Alternative Student Loans – A Complete Guide
Discussion, Money | June 2, 2010 at 3:33 amLoans fill up the financial gap, often created either due to insufficient flow of funds or improper financial management. Similarly, alternative student loans help students with adequate funds when they aren’t able to meet their expenses.
The Lenders
Finding list student loan lenders is an uncomplicated task these days. Most of these lenders have an online presence, making it easier for students to fid them. However, majority of these lenders provide secured student loans. The need some kind of security before lending a loan.
As a student, you can select a trusted brand and fill up an online application for alternative student loan. It is, however, important to read all the details mentioned on the form including the ‘fine print’. Although there isn’t a significant difference in the interest rate, alternative student loans are comparatively cheaper. The application fee
and various charges are low in this case.
Comparing Services
Comparing loans based on interest rate and fee charged can be quite complicated, especially for students. Here is a quick tip: For every 3% increase in the fee would equal to 1% raise in interest rate. This will help you quickly calculate the total amount you would eventually pay, and come at a conclusion.

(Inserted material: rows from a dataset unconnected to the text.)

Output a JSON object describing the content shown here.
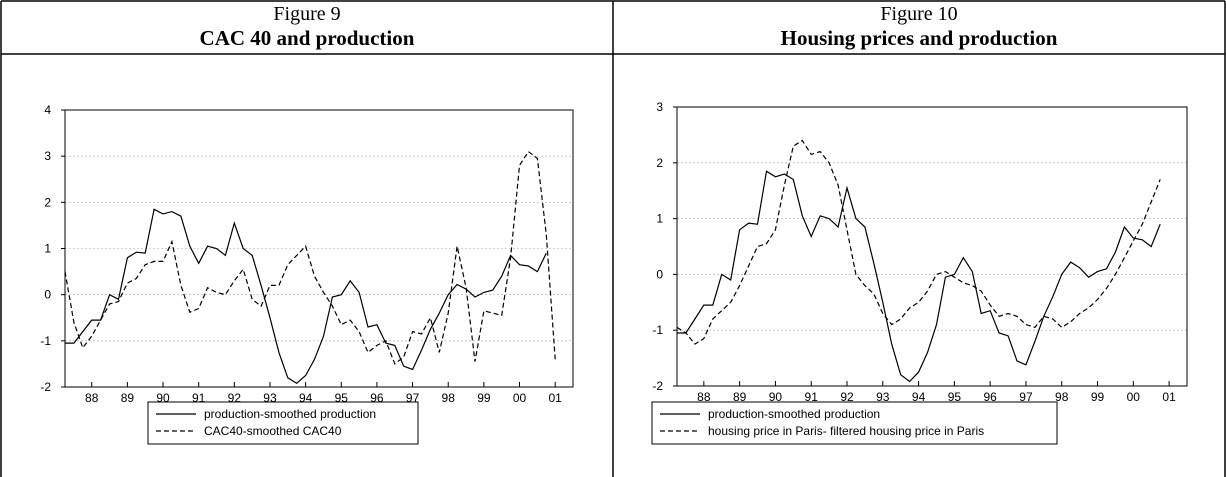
{
  "chart_data": [
    {
      "type": "line",
      "title": "Figure 9",
      "subtitle": "CAC 40 and production",
      "x": [
        87.25,
        87.5,
        87.75,
        88,
        88.25,
        88.5,
        88.75,
        89,
        89.25,
        89.5,
        89.75,
        90,
        90.25,
        90.5,
        90.75,
        91,
        91.25,
        91.5,
        91.75,
        92,
        92.25,
        92.5,
        92.75,
        93,
        93.25,
        93.5,
        93.75,
        94,
        94.25,
        94.5,
        94.75,
        95,
        95.25,
        95.5,
        95.75,
        96,
        96.25,
        96.5,
        96.75,
        97,
        97.25,
        97.5,
        97.75,
        98,
        98.25,
        98.5,
        98.75,
        99,
        99.25,
        99.5,
        99.75,
        100,
        100.25,
        100.5,
        100.75,
        101
      ],
      "xlim": [
        87.25,
        101.5
      ],
      "xticks": [
        88,
        89,
        90,
        91,
        92,
        93,
        94,
        95,
        96,
        97,
        98,
        99,
        {
          "value": 100,
          "label": "00"
        },
        {
          "value": 101,
          "label": "01"
        }
      ],
      "ylim": [
        -2,
        4
      ],
      "yticks": [
        -2,
        -1,
        0,
        1,
        2,
        3,
        4
      ],
      "grid": true,
      "series": [
        {
          "name": "production-smoothed production",
          "color": "#000000",
          "dash": "solid",
          "values": [
            -1.05,
            -1.05,
            -0.8,
            -0.55,
            -0.55,
            0,
            -0.1,
            0.8,
            0.92,
            0.9,
            1.85,
            1.75,
            1.8,
            1.7,
            1.05,
            0.68,
            1.05,
            1,
            0.85,
            1.55,
            1,
            0.85,
            0.2,
            -0.5,
            -1.25,
            -1.8,
            -1.92,
            -1.75,
            -1.4,
            -0.9,
            -0.05,
            0,
            0.3,
            0.05,
            -0.7,
            -0.65,
            -1.05,
            -1.1,
            -1.55,
            -1.62,
            -1.2,
            -0.75,
            -0.4,
            0,
            0.22,
            0.12,
            -0.05,
            0.05,
            0.1,
            0.4,
            0.85,
            0.65,
            0.62,
            0.5,
            0.9,
            null
          ]
        },
        {
          "name": "CAC40-smoothed CAC40",
          "color": "#000000",
          "dash": "dashed",
          "values": [
            0.5,
            -0.6,
            -1.15,
            -0.9,
            -0.55,
            -0.2,
            -0.15,
            0.25,
            0.35,
            0.65,
            0.72,
            0.72,
            1.15,
            0.2,
            -0.38,
            -0.3,
            0.15,
            0.05,
            0,
            0.3,
            0.55,
            -0.1,
            -0.25,
            0.2,
            0.2,
            0.65,
            0.85,
            1.05,
            0.4,
            0.05,
            -0.25,
            -0.65,
            -0.55,
            -0.8,
            -1.25,
            -1.1,
            -1,
            -1.5,
            -1.35,
            -0.8,
            -0.85,
            -0.5,
            -1.25,
            -0.4,
            1.05,
            0.15,
            -1.45,
            -0.35,
            -0.4,
            -0.45,
            0.8,
            2.8,
            3.1,
            2.95,
            1.3,
            -1.4
          ]
        }
      ]
    },
    {
      "type": "line",
      "title": "Figure 10",
      "subtitle": "Housing prices and production",
      "x": [
        87.25,
        87.5,
        87.75,
        88,
        88.25,
        88.5,
        88.75,
        89,
        89.25,
        89.5,
        89.75,
        90,
        90.25,
        90.5,
        90.75,
        91,
        91.25,
        91.5,
        91.75,
        92,
        92.25,
        92.5,
        92.75,
        93,
        93.25,
        93.5,
        93.75,
        94,
        94.25,
        94.5,
        94.75,
        95,
        95.25,
        95.5,
        95.75,
        96,
        96.25,
        96.5,
        96.75,
        97,
        97.25,
        97.5,
        97.75,
        98,
        98.25,
        98.5,
        98.75,
        99,
        99.25,
        99.5,
        99.75,
        100,
        100.25,
        100.5,
        100.75,
        101
      ],
      "xlim": [
        87.25,
        101.5
      ],
      "xticks": [
        88,
        89,
        90,
        91,
        92,
        93,
        94,
        95,
        96,
        97,
        98,
        99,
        {
          "value": 100,
          "label": "00"
        },
        {
          "value": 101,
          "label": "01"
        }
      ],
      "ylim": [
        -2,
        3
      ],
      "yticks": [
        -2,
        -1,
        0,
        1,
        2,
        3
      ],
      "grid": true,
      "series": [
        {
          "name": "production-smoothed production",
          "color": "#000000",
          "dash": "solid",
          "values": [
            -1.05,
            -1.05,
            -0.8,
            -0.55,
            -0.55,
            0,
            -0.1,
            0.8,
            0.92,
            0.9,
            1.85,
            1.75,
            1.8,
            1.7,
            1.05,
            0.68,
            1.05,
            1,
            0.85,
            1.55,
            1,
            0.85,
            0.2,
            -0.5,
            -1.25,
            -1.8,
            -1.92,
            -1.75,
            -1.4,
            -0.9,
            -0.05,
            0,
            0.3,
            0.05,
            -0.7,
            -0.65,
            -1.05,
            -1.1,
            -1.55,
            -1.62,
            -1.2,
            -0.75,
            -0.4,
            0,
            0.22,
            0.12,
            -0.05,
            0.05,
            0.1,
            0.4,
            0.85,
            0.65,
            0.62,
            0.5,
            0.9,
            null
          ]
        },
        {
          "name": "housing price in Paris- filtered housing price in Paris",
          "color": "#000000",
          "dash": "dashed",
          "values": [
            -0.95,
            -1.05,
            -1.25,
            -1.15,
            -0.8,
            -0.65,
            -0.5,
            -0.2,
            0.15,
            0.5,
            0.55,
            0.8,
            1.6,
            2.3,
            2.4,
            2.15,
            2.2,
            2,
            1.6,
            0.8,
            0,
            -0.2,
            -0.35,
            -0.7,
            -0.9,
            -0.8,
            -0.6,
            -0.5,
            -0.3,
            0,
            0.05,
            -0.05,
            -0.15,
            -0.2,
            -0.3,
            -0.55,
            -0.75,
            -0.7,
            -0.75,
            -0.9,
            -0.95,
            -0.75,
            -0.8,
            -0.95,
            -0.85,
            -0.7,
            -0.6,
            -0.45,
            -0.25,
            0,
            0.3,
            0.6,
            0.9,
            1.3,
            1.7,
            null
          ]
        }
      ]
    }
  ]
}
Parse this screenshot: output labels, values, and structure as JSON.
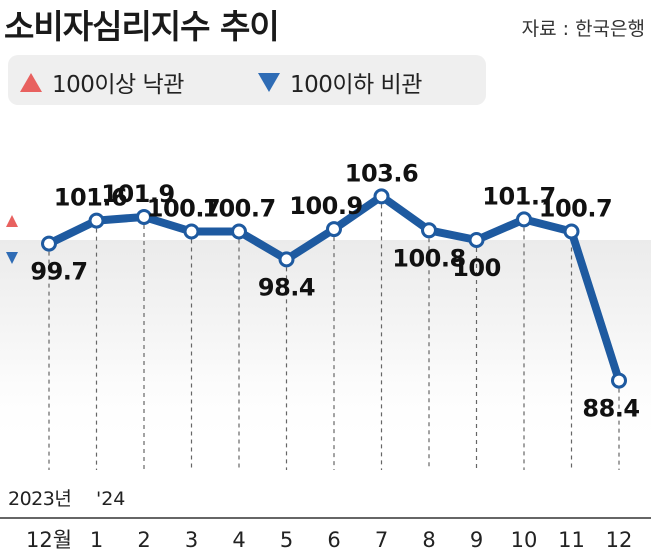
{
  "title": "소비자심리지수 추이",
  "source": "자료 : 한국은행",
  "legend": {
    "above": {
      "label": "100이상 낙관",
      "color": "#e8615f"
    },
    "below": {
      "label": "100이하 비관",
      "color": "#2f6cb5"
    }
  },
  "colors": {
    "line": "#1e5aa0",
    "marker_fill": "#ffffff",
    "below_band": "#ebebeb"
  },
  "chart_data": {
    "type": "line",
    "title": "소비자심리지수 추이",
    "xlabel": "",
    "ylabel": "",
    "reference_value": 100,
    "year_labels": [
      "2023년",
      "'24"
    ],
    "categories": [
      "12월",
      "1",
      "2",
      "3",
      "4",
      "5",
      "6",
      "7",
      "8",
      "9",
      "10",
      "11",
      "12"
    ],
    "series": [
      {
        "values": [
          99.7,
          101.6,
          101.9,
          100.7,
          100.7,
          98.4,
          100.9,
          103.6,
          100.8,
          100,
          101.7,
          100.7,
          88.4
        ]
      }
    ],
    "value_labels": [
      "99.7",
      "101.6",
      "101.9",
      "100.7",
      "100.7",
      "98.4",
      "100.9",
      "103.6",
      "100.8",
      "100",
      "101.7",
      "100.7",
      "88.4"
    ],
    "grid": false,
    "legend_position": "top-left"
  }
}
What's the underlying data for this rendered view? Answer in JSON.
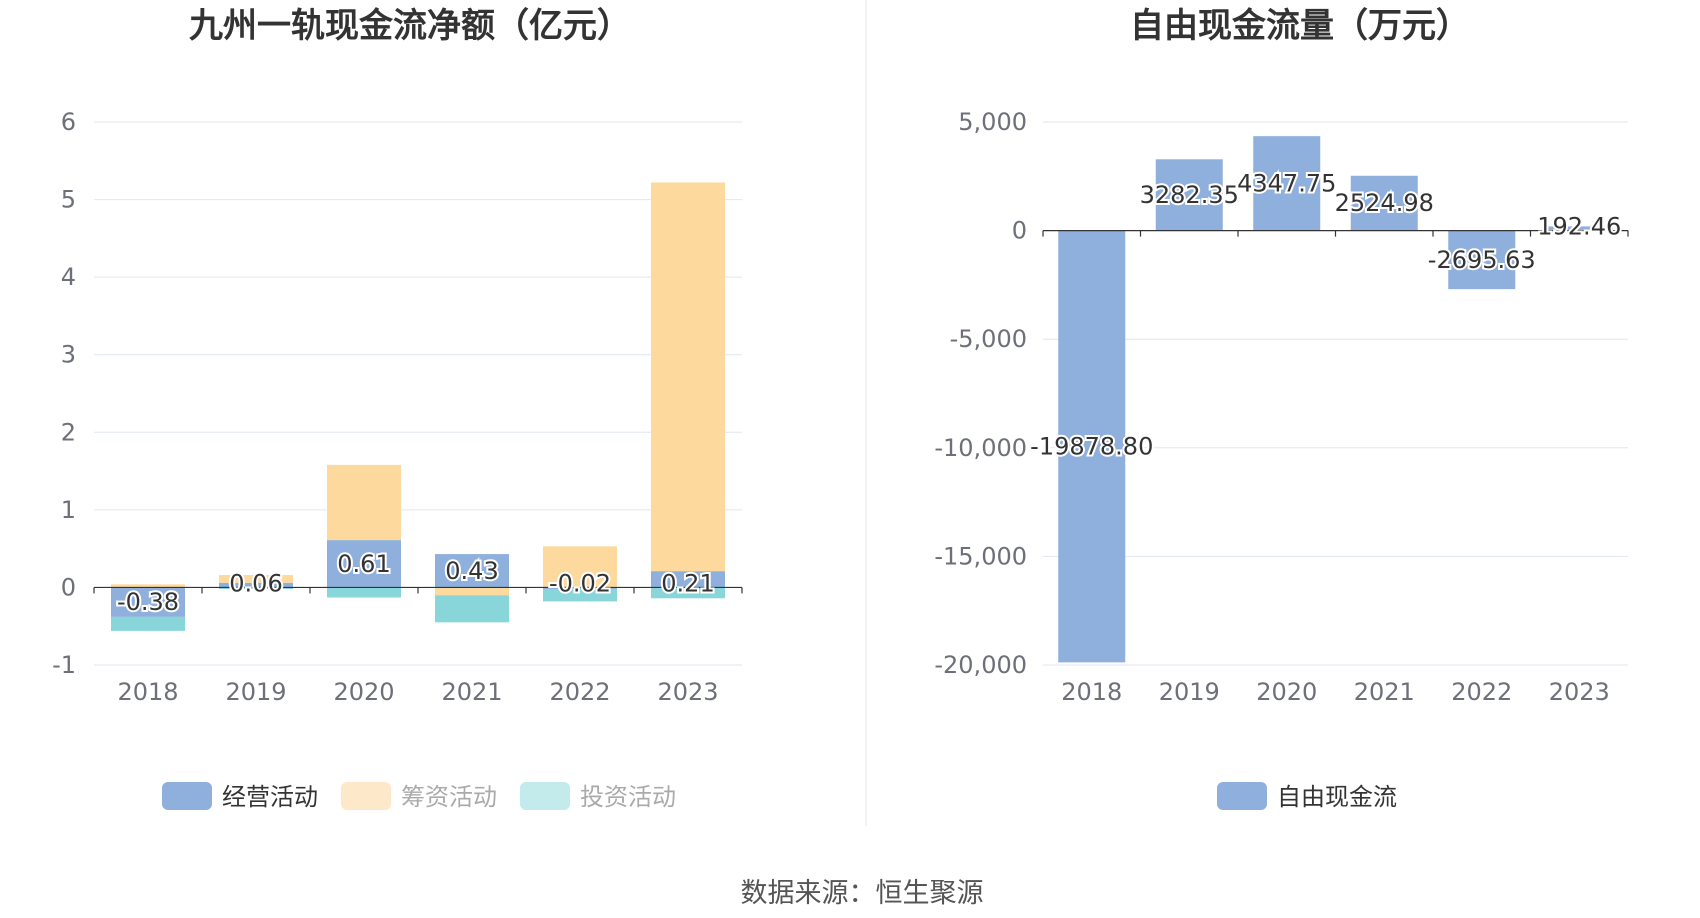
{
  "chart_data": [
    {
      "type": "bar",
      "stacked": true,
      "title": "九州一轨现金流净额（亿元）",
      "categories": [
        "2018",
        "2019",
        "2020",
        "2021",
        "2022",
        "2023"
      ],
      "ylim": [
        -1,
        6
      ],
      "yticks": [
        "6",
        "5",
        "4",
        "3",
        "2",
        "1",
        "0",
        "-1"
      ],
      "ytick_values": [
        6,
        5,
        4,
        3,
        2,
        1,
        0,
        -1
      ],
      "grid": true,
      "legend_position": "bottom",
      "series": [
        {
          "name": "经营活动",
          "color": "#8fb0dc",
          "values": [
            -0.38,
            0.06,
            0.61,
            0.43,
            -0.02,
            0.21
          ],
          "labels": [
            "-0.38",
            "0.06",
            "0.61",
            "0.43",
            "-0.02",
            "0.21"
          ]
        },
        {
          "name": "筹资活动",
          "color": "#fdd99e",
          "values": [
            0.04,
            0.1,
            0.97,
            -0.1,
            0.53,
            5.01
          ]
        },
        {
          "name": "投资活动",
          "color": "#88d6d9",
          "values": [
            -0.18,
            -0.02,
            -0.13,
            -0.35,
            -0.16,
            -0.14
          ]
        }
      ],
      "legend_colors": [
        "#8fb0dc",
        "#fde9c9",
        "#c3ebec"
      ],
      "legend_text_colors": [
        "#333333",
        "#aaaaaa",
        "#aaaaaa"
      ]
    },
    {
      "type": "bar",
      "title": "自由现金流量（万元）",
      "categories": [
        "2018",
        "2019",
        "2020",
        "2021",
        "2022",
        "2023"
      ],
      "ylim": [
        -20000,
        5000
      ],
      "yticks": [
        "5,000",
        "0",
        "-5,000",
        "-10,000",
        "-15,000",
        "-20,000"
      ],
      "ytick_values": [
        5000,
        0,
        -5000,
        -10000,
        -15000,
        -20000
      ],
      "grid": true,
      "legend_position": "bottom",
      "series": [
        {
          "name": "自由现金流",
          "color": "#8fb0dc",
          "values": [
            -19878.8,
            3282.35,
            4347.75,
            2524.98,
            -2695.63,
            192.46
          ],
          "labels": [
            "-19878.80",
            "3282.35",
            "4347.75",
            "2524.98",
            "-2695.63",
            "192.46"
          ]
        }
      ]
    }
  ],
  "footer": {
    "source": "数据来源：恒生聚源"
  }
}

Another point students might consider is the time it takes to get the loan approved. Obviously, the quicker, the better it is for you. They can also choose creditors based on the repayment options they offer. Some offer small monthly payments for longer time, while others offer high monthly payment for a short period.
Cosigner and Collateral
Many students are funded by their parents. Hence, they don’t have a credit history. In such cases, it becomes quite difficult for students to avail alternative student loans. Most financial institution would turn down your application if you don’t provide any guarantee or security.
You can still avail this loan if you are able to find a person with credit rating and is ready to cosign the loan. The cosigner would then be responsible for repaying the loan if you fail to make timely payments.